What Are High Thermal Conductivity Insulators
The thermal conductivity of a material is the rate at which it transports heat from one point to another. It is an important property to have in a material for many reasons. It’s a useful measure of the rate at which heat moves through the material, and it’s also an indicator of the efficiency of a system in transporting heat to and from components. The thermal conductivity of a material is determined experimentally through an experiment that measures the rate at which heat moves through it at controlled conditions and temperatures.
Efficient Thermal Management in Electronics is usually measured at a temperature between 100°C and 150°C, although some manufacturers have developed low-temperature test methods that can lower the testing temperature range to as little as 25°C. The thermal conductivity of a material depends on the density and the temperature, with higher values at lower densities and colder temperatures. The value is determined by dividing the heat flow through the material by the temperature difference.

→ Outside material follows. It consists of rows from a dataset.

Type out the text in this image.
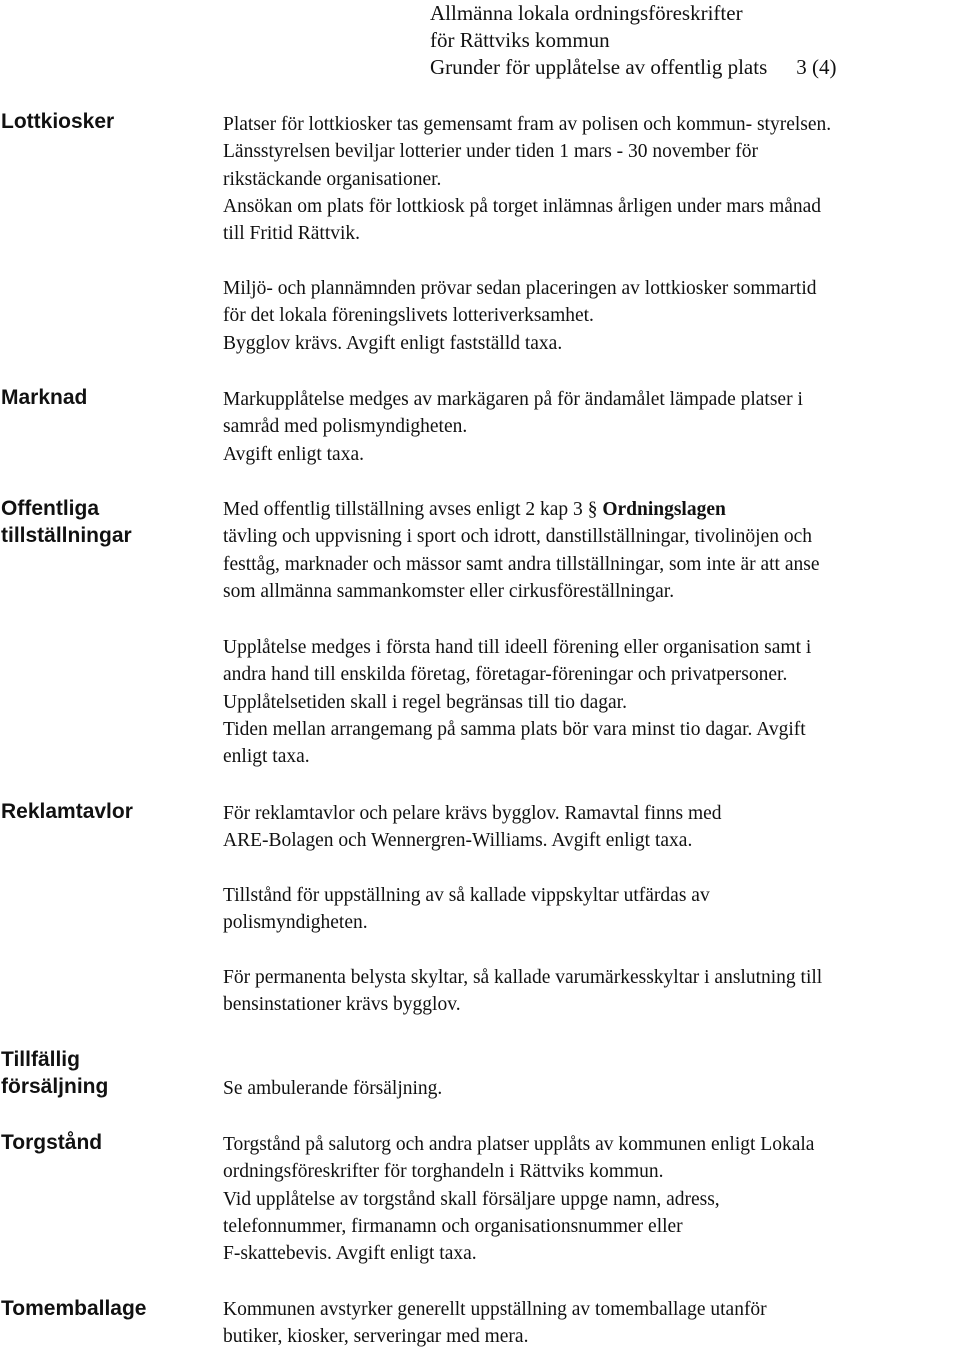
Allmänna lokala ordningsföreskrifter
för Rättviks kommun
Grunder för upplåtelse av offentlig plats 3 (4)
Lottkiosker	Platser för lottkiosker tas gemensamt fram av polisen och kommun- styrelsen.
Länsstyrelsen beviljar lotterier under tiden 1 mars - 30 november för
rikstäckande organisationer.
Ansökan om plats för lottkiosk på torget inlämnas årligen under mars månad
till Fritid Rättvik.
Miljö- och plannämnden prövar sedan placeringen av lottkiosker sommartid
för det lokala föreningslivets lotteriverksamhet.
Bygglov krävs. Avgift enligt fastställd taxa.
Marknad	Markupplåtelse medges av markägaren på för ändamålet lämpade platser i
samråd med polismyndigheten.
Avgift enligt taxa.
Offentliga
tillställningar
Med offentlig tillställning avses enligt 2 kap 3 § Ordningslagen
tävling och uppvisning i sport och idrott, danstillställningar, tivolinöjen och
festtåg, marknader och mässor samt andra tillställningar, som inte är att anse
som allmänna sammankomster eller cirkusföreställningar.
Upplåtelse medges i första hand till ideell förening eller organisation samt i
andra hand till enskilda företag, företagar-föreningar och privatpersoner.
Upplåtelsetiden skall i regel begränsas till tio dagar.
Tiden mellan arrangemang på samma plats bör vara minst tio dagar. Avgift
enligt taxa.
Reklamtavlor	För reklamtavlor och pelare krävs bygglov. Ramavtal finns med
ARE-Bolagen och Wennergren-Williams. Avgift enligt taxa.
Tillstånd för uppställning av så kallade vippskyltar utfärdas av
polismyndigheten.
För permanenta belysta skyltar, så kallade varumärkesskyltar i anslutning till
bensinstationer krävs bygglov.
Tillfällig
försäljning	Se ambulerande försäljning.
Torgstånd	Torgstånd på salutorg och andra platser upplåts av kommunen enligt Lokala
ordningsföreskrifter för torghandeln i Rättviks kommun.
Vid upplåtelse av torgstånd skall försäljare uppge namn, adress,
telefonnummer, firmanamn och organisationsnummer eller
F-skattebevis. Avgift enligt taxa.
Tomemballage	Kommunen avstyrker generellt uppställning av tomemballage utanför
butiker, kiosker, serveringar med mera.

Among metals, copper has the highest thermal conductivity, followed by aluminum and gold. These metals are often used in electronic devices for their ability to conduct electricity, but they don’t have the same insulating properties as non-metals. The insulating properties of non-metals are primarily due to their high specific heat capacity, which is the amount of energy needed to raise the temperature of 1kg of a material by 1oC.

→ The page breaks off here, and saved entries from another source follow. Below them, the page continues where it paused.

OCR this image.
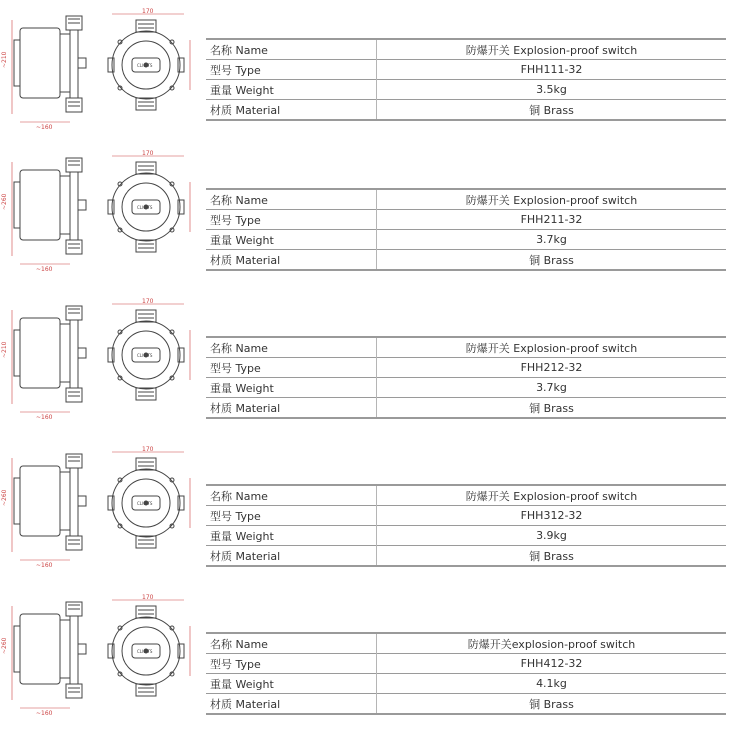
170
~210
~160
CLIGITS
名称 Name	防爆开关 Explosion-proof switch
型号 Type	FHH111-32
重量 Weight	3.5kg
材质 Material	铜 Brass
170
~260
~160
CLIGITS
名称 Name	防爆开关 Explosion-proof switch
型号 Type	FHH211-32
重量 Weight	3.7kg
材质 Material	铜 Brass
170
~210
~160
CLIGITS
名称 Name	防爆开关 Explosion-proof switch
型号 Type	FHH212-32
重量 Weight	3.7kg
材质 Material	铜 Brass
170
~260
~160
CLIGITS
名称 Name	防爆开关 Explosion-proof switch
型号 Type	FHH312-32
重量 Weight	3.9kg
材质 Material	铜 Brass
170
~260
~160
CLIGITS
名称 Name	防爆开关explosion-proof switch
型号 Type	FHH412-32
重量 Weight	4.1kg
材质 Material	铜 Brass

For example, glass has a very low specific heat capacity, while rubber has a relatively high specific heat capacity. In fact, it takes more energy to raise the temperature of a piece of rubber than it does for glass to melt. The specific heat capacity of a material is influenced by its chemistry, which in turn is affected by the type and size of the molecules that make up the material.

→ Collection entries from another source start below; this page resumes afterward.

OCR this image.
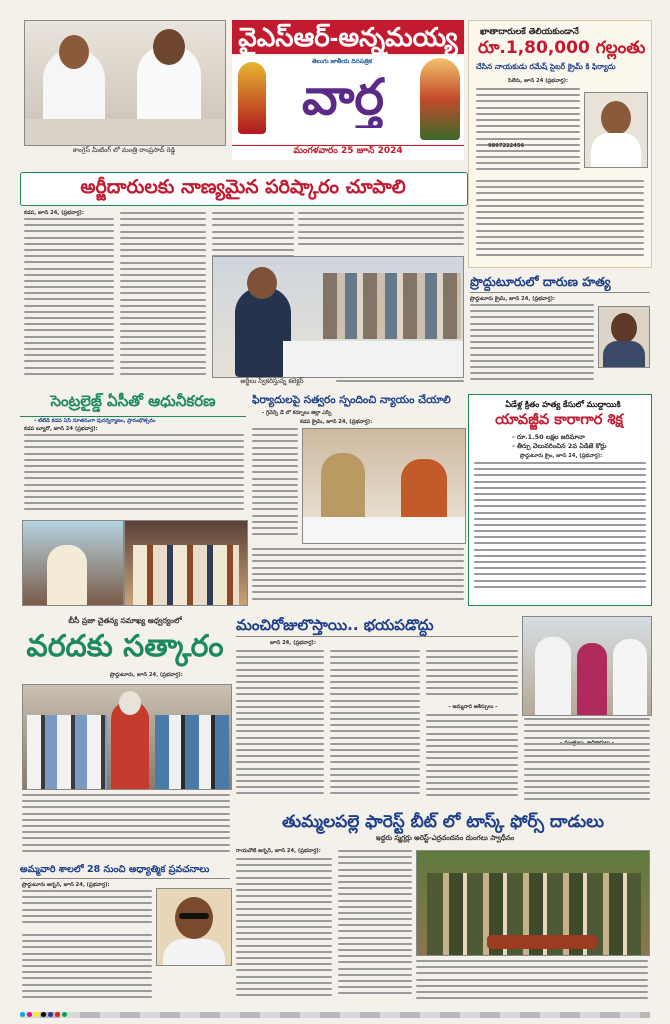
కాంగ్రెస్ మీటింగ్ లో మంత్రి రాంప్రసాద్ రెడ్డి
వైఎస్ఆర్-అన్నమయ్య
తెలుగు జాతీయ దినపత్రిక
వార్త
మంగళవారం 25 జూన్ 2024
ఖాతాదారులకే తెలియకుండానే
రూ.1,80,000 గల్లంతు
చేసిన నాయకుడు రమేష్ సైబర్ క్రైమ్ కి ఫిర్యాదు
పీలేరు, జూన్ 24 (ప్రభవార్త):
9897222456
అర్జీదారులకు నాణ్యమైన పరిష్కారం చూపాలి
కడప, జూన్ 24, (ప్రభవార్త):
అర్జీలు స్వీకరిస్తున్న కలెక్టర్
ప్రొద్దుటూరులో దారుణ హత్య
ప్రొద్దుటూరు క్రైమ్, జూన్ 24, (ప్రభవార్త):
సెంట్రలైజ్డ్ ఏసీతో ఆధునీకరణ
- టీటీడీ కడప ఏసీ నూతనంగా పునర్నిర్మాణం, ప్రారంభోత్సవం
కడప బ్యూరో, జూన్ 24 (ప్రభవార్త):
ఫిర్యాదులపై సత్వరం స్పందించి న్యాయం చేయాలి
- గ్రీవెన్స్ డే లో కర్నూలు జిల్లా ఎస్పీ
కడప క్రైమ్, జూన్ 24, (ప్రభవార్త):
ఏడేళ్ల క్రితం హత్య కేసులో ముద్దాయికి
యావజ్జీవ కారాగార శిక్ష
- రూ.1.50 లక్షల జరిమానా
- తీర్పు వెలువరించిన 2వ ఏడీజే కోర్టు
ప్రొద్దుటూరు క్రైం, జూన్ 24, (ప్రభవార్త):
బీసీ ప్రజా చైతన్య సమాఖ్య ఆధ్వర్యంలో
వరదకు సత్కారం
ప్రొద్దుటూరు, జూన్ 24, (ప్రభవార్త):
మంచిరోజులొస్తాయి.. భయపడొద్దు
జూన్ 24, (ప్రభవార్త):
- అమ్మవారి ఆశీస్సులు -
తుమ్మలపల్లె ఫారెస్ట్ బీట్ లో టాస్క్ ఫోర్స్ దాడులు
ఇద్దరు స్మగ్లర్లు అరెస్ట్-ఎర్రచందనం దుంగలు స్వాధీనం
రాయచోటి అర్బన్, జూన్ 24, (ప్రభవార్త):
అమ్మవారి శాలలో 28 నుంచి అధ్యాత్మిక ప్రవచనాలు
ప్రొద్దుటూరు అర్బన్, జూన్ 24, (ప్రభవార్త):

The thermal conductivity of a material can be influenced by the pressure that is applied to the material. This is because pressure can cause the atoms or molecules to be closer together, thus increasing the thermal conductivity of the material.
Another factor that can influence the thermal conductivity of a material is its water content. This is because the presence of water in a material increases its thermal conductivity, which is why it’s essential to keep moisture out of insulating products.